Robust car exports led Japan's trade surplus to grow for the first time in three years in 2007, but a weakening US economy and high oil prices are increasingly dragging down growth, data showed Thursday.
Rising trade with Asia and Europe and growing car sales to emerging markets helped offset the downturn in demand from the United States, which grew worse in the last months of the year, the finance ministry said. The surplus in December alone fell by 20.9 percent, the second straight monthly fall and a steeper drop than analysts had predicted.
But the surplus for 2007 came to 10.82 trillion yen (101.51 billion dollars), up 37 percent from the previous year, the ministry said. Japan's imports grew 8.6 percent to 73.12 trillion yen in the year, with the rise attributed to purchases of crude oil and liquefied natural gas.

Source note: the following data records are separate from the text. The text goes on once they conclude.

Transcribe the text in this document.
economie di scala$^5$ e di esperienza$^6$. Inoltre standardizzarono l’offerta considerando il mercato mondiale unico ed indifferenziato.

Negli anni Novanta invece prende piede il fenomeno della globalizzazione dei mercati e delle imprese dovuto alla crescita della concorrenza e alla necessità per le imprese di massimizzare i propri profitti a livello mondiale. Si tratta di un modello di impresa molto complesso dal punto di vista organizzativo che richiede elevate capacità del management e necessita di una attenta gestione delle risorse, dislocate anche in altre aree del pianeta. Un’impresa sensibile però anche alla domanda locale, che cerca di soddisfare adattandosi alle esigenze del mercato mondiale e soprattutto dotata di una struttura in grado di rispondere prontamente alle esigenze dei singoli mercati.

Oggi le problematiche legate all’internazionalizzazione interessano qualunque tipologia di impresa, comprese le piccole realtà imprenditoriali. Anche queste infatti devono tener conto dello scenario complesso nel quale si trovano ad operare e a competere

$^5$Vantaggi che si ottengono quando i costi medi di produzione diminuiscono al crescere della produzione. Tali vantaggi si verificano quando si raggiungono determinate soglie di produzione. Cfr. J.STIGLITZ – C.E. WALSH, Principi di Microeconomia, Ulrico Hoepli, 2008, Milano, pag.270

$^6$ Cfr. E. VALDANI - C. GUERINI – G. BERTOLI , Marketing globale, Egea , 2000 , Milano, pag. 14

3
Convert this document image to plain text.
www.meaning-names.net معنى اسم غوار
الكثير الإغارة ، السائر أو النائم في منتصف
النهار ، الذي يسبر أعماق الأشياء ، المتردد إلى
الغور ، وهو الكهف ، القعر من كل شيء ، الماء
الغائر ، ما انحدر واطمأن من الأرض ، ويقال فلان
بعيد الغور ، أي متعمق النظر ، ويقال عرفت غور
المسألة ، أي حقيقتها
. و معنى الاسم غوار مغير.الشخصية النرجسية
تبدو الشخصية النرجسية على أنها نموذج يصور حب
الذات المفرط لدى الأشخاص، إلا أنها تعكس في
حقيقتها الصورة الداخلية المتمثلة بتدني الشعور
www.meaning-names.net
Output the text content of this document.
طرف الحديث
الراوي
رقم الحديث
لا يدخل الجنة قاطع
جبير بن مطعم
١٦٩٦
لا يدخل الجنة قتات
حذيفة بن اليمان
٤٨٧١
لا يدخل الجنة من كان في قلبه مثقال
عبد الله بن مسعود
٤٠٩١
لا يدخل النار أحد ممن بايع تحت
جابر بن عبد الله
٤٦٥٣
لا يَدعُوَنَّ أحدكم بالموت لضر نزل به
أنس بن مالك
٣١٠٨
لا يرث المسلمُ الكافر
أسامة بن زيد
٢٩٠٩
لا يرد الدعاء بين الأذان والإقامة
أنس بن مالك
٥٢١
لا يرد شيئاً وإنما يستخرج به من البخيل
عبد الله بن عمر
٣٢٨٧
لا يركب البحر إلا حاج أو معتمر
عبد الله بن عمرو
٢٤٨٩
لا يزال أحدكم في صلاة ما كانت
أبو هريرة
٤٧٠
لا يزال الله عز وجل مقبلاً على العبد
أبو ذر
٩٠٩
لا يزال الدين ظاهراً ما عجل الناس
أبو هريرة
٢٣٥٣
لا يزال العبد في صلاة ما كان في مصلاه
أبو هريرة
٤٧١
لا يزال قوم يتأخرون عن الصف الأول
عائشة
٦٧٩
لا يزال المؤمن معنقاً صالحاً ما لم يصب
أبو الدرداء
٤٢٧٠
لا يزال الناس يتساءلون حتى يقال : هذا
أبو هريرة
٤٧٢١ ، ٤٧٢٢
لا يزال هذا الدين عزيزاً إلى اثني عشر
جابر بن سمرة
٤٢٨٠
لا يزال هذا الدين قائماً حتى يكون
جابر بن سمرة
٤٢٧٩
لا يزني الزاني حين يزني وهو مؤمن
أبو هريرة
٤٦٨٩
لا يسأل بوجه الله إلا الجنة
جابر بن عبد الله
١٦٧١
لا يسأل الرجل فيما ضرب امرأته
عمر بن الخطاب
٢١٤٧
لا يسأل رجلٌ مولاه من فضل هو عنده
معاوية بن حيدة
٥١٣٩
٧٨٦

Total exports expanded 11.6 percent to 83.94 trillion yen, thanks to increases in shipments of automobiles, steel and telecommunication equipment. The main contributor was expanded exports to the European Union, which rose for the fifth consecutive year. The surplus grew 20 percent to 4.75 trillion yen, pushed up by car exports to the region which shot up 18.9 percent.
Japan's trade surplus declined 5.1 percent last year with the United States as Japanese exports to the world's largest economy declined 0.2 percent, the figures showed. It was a sharp contrast with China, to which Japan's exports rose 19 percent in the ninth straight annual increase.